Elles concluent leur interpellation en exprimant leur attente que « le Sénat, chambre des territoires, […] puisse, fort de l’écoute de l’expérience des élus locaux, rétablir les dispositions modifiées pour donner enfin à la prévention de la prise illégale d’intérêts le cadre législatif qu’elle mérite ».
Un texte renforcé à l’issue de la séance publique
Un message manifestement entendu à la fois par la ministre Françoise Gatel et les rapporteurs du texte au Sénat, Jacqueline Eustache-Brinio (LR – Val-d’Oise), Anne-Sophie Patru (UC – Ille-et-Vilaine) et Eric Kerrouche (SER – Landes) puisque, au terme d’un dialogue intense et constructif, le texte a fait l’objet de deux amendements adoptés en séance publique qui non seulement rétablissent l’essentiel des apports votés à l’Assemblée mais viennent incontestablement contribuer à améliorer la rédaction du texte.
Ainsi, sur le volet pénal, les sénateurs ont-ils réintroduit un apport du rapport Vigouroux en en précisant utilement la portée (« lorsque la personne […] ne pouvait agir autrement en vue de répondre à un motif impérieux d’intérêt général »).
Ils ont également intégré à l’article 18 du texte une disposition (« Ne peut constituer un intérêt au sens du présent article, un intérêt public ou tout intérêt dont la prise en compte est exclue par la loi. ») censée, par la formule « par la loi », opérer un renvoi du code pénal vers le CCGT et donc satisfaire la demande de coordination exprimée entre les deux codes. France urbaine restera toutefois attentive à ce que l’interprétation de cette formule puisse être sécurisée et confortée le cas échéant par une instruction aux parquets.
À ce même article, on soulignera l’amélioration essentielle apportée consistant à consacrer une intentionnalité dans la définition de la prise illégale d’intérêt, au moyen de l’expression « en connaissance de cause », qui rejoint ainsi des hypothèses d’évolution du cadre juridique que les associations d’élus avaient pu étudier et porter.
Enfin, s’agissant de l’article L.1111-6 du CGCT, c’est un rétablissement consolidé qu’a entériné le Sénat en réintroduisant, selon une rédaction ici ou là améliorée, l’ambition du texte voté par les députés.
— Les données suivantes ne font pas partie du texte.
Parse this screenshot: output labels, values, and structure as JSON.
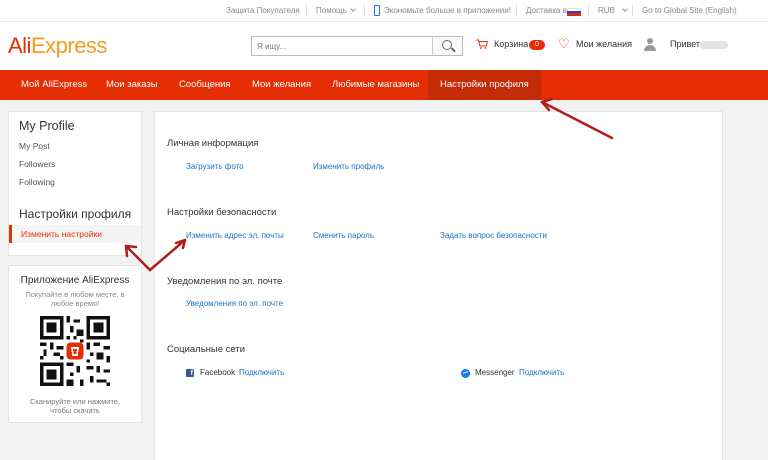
{
  "topbar": {
    "buyer_protection": "Защита Покупателя",
    "help": "Помощь",
    "app_promo": "Экономьте больше в приложении!",
    "delivery": "Доставка в",
    "currency": "RUB",
    "global_site": "Go to Global Site (English)"
  },
  "header": {
    "logo_ali": "Ali",
    "logo_express": "Express",
    "search_placeholder": "Я ищу...",
    "cart_label": "Корзина",
    "cart_count": "0",
    "wishlist_label": "Мои желания",
    "greeting": "Привет"
  },
  "nav": {
    "items": [
      "Мой AliExpress",
      "Мои заказы",
      "Сообщения",
      "Мои желания",
      "Любимые магазины",
      "Настройки профиля"
    ]
  },
  "sidebar": {
    "my_profile_title": "My Profile",
    "links": [
      "My Post",
      "Followers",
      "Following"
    ],
    "settings_title": "Настройки профиля",
    "active_item": "Изменить настройки"
  },
  "app_box": {
    "title": "Приложение AliExpress",
    "subtitle": "Покупайте в любом месте, в любое время!",
    "footer": "Сканируйте или нажмите, чтобы скачать"
  },
  "main": {
    "personal_title": "Личная информация",
    "upload_photo": "Загрузить фото",
    "edit_profile": "Изменить профиль",
    "security_title": "Настройки безопасности",
    "change_email": "Изменить адрес эл. почты",
    "change_password": "Сменить пароль",
    "security_question": "Задать вопрос безопасности",
    "email_notif_title": "Уведомления по эл. почте",
    "email_notif_link": "Уведомления по эл. почте",
    "social_title": "Социальные сети",
    "facebook": "Facebook",
    "facebook_connect": "Подключить",
    "messenger": "Messenger",
    "messenger_connect": "Подключить"
  },
  "colors": {
    "brand_red": "#e62e04",
    "brand_orange": "#f59b1d",
    "link_blue": "#1a73c8",
    "annotation_arrow": "#b31c1c"
  },
  "icons": [
    "phone-icon",
    "russia-flag-icon",
    "search-icon",
    "cart-icon",
    "heart-icon",
    "user-avatar-icon",
    "qr-code-icon",
    "facebook-icon",
    "messenger-icon"
  ]
}
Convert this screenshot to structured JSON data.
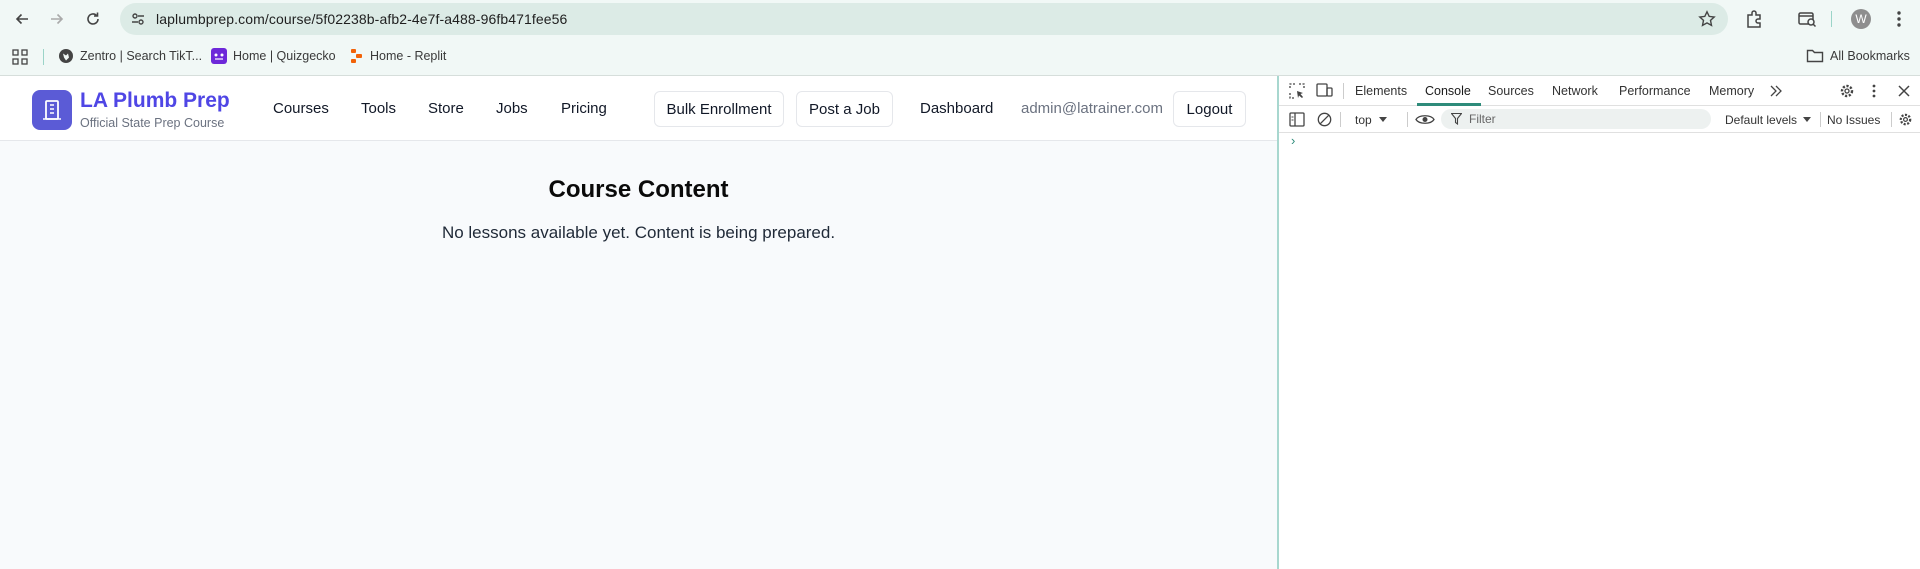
{
  "browser": {
    "url": "laplumbprep.com/course/5f02238b-afb2-4e7f-a488-96fb471fee56",
    "profile_initial": "W",
    "bookmarks": [
      {
        "label": "Zentro | Search TikT...",
        "icon": "globe-icon"
      },
      {
        "label": "Home | Quizgecko",
        "icon": "quizgecko-icon"
      },
      {
        "label": "Home - Replit",
        "icon": "replit-icon"
      }
    ],
    "all_bookmarks_label": "All Bookmarks"
  },
  "site": {
    "brand": {
      "name": "LA Plumb Prep",
      "subtitle": "Official State Prep Course"
    },
    "nav": [
      "Courses",
      "Tools",
      "Store",
      "Jobs",
      "Pricing"
    ],
    "bulk_enrollment_label": "Bulk Enrollment",
    "post_job_label": "Post a Job",
    "dashboard_label": "Dashboard",
    "user_email": "admin@latrainer.com",
    "logout_label": "Logout",
    "content": {
      "title": "Course Content",
      "message": "No lessons available yet. Content is being prepared."
    },
    "colors": {
      "brand": "#4f46e5",
      "logo_bg": "#5b5bd6"
    }
  },
  "devtools": {
    "tabs": [
      "Elements",
      "Console",
      "Sources",
      "Network",
      "Performance",
      "Memory"
    ],
    "active_tab": "Console",
    "context": "top",
    "filter_placeholder": "Filter",
    "levels": "Default levels",
    "issues": "No Issues",
    "prompt": "›",
    "accent": "#2e8b7a"
  }
}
Exception notable à ce rétablissement : les sénateurs n’ont pas souhaité retenir une protection complète de l’élu, allant jusqu’à la signature « au nom de la collectivité ou du groupement, d’un acte intéressant la personne morale concernée », selon la formule proposée par les associations d’élus et adoptée par les députés. En pratique, cela impliquerait que la présomption d’absence de conflit d’intérêts porte bien sur le vote des délibérations concernées mais s’arrête à leur exécution et à la signature de tout acte en application de celle-ci ou par ailleurs. Une configuration quelque peu singulière qui impliquera d’organiser le déport au travers des délégations de fonctions aux élus, y compris dans l’exécution d’une délibération que l’élu concerné aura pu voter en toute légalité. Mais la rédaction adoptée n’en constitue pas moins une avancée en levant les lourdes difficultés qui pesaient sur l’organisation des séances de l’assemblée délibérante.
À présent, ces évolutions devront être entérinées par les députés, soit définitivement au terme d’un vote conforme, soit – sinon – à l’issue d’une commission mixte paritaire (CMP) qui devra suivre le vote de l’Assemblée.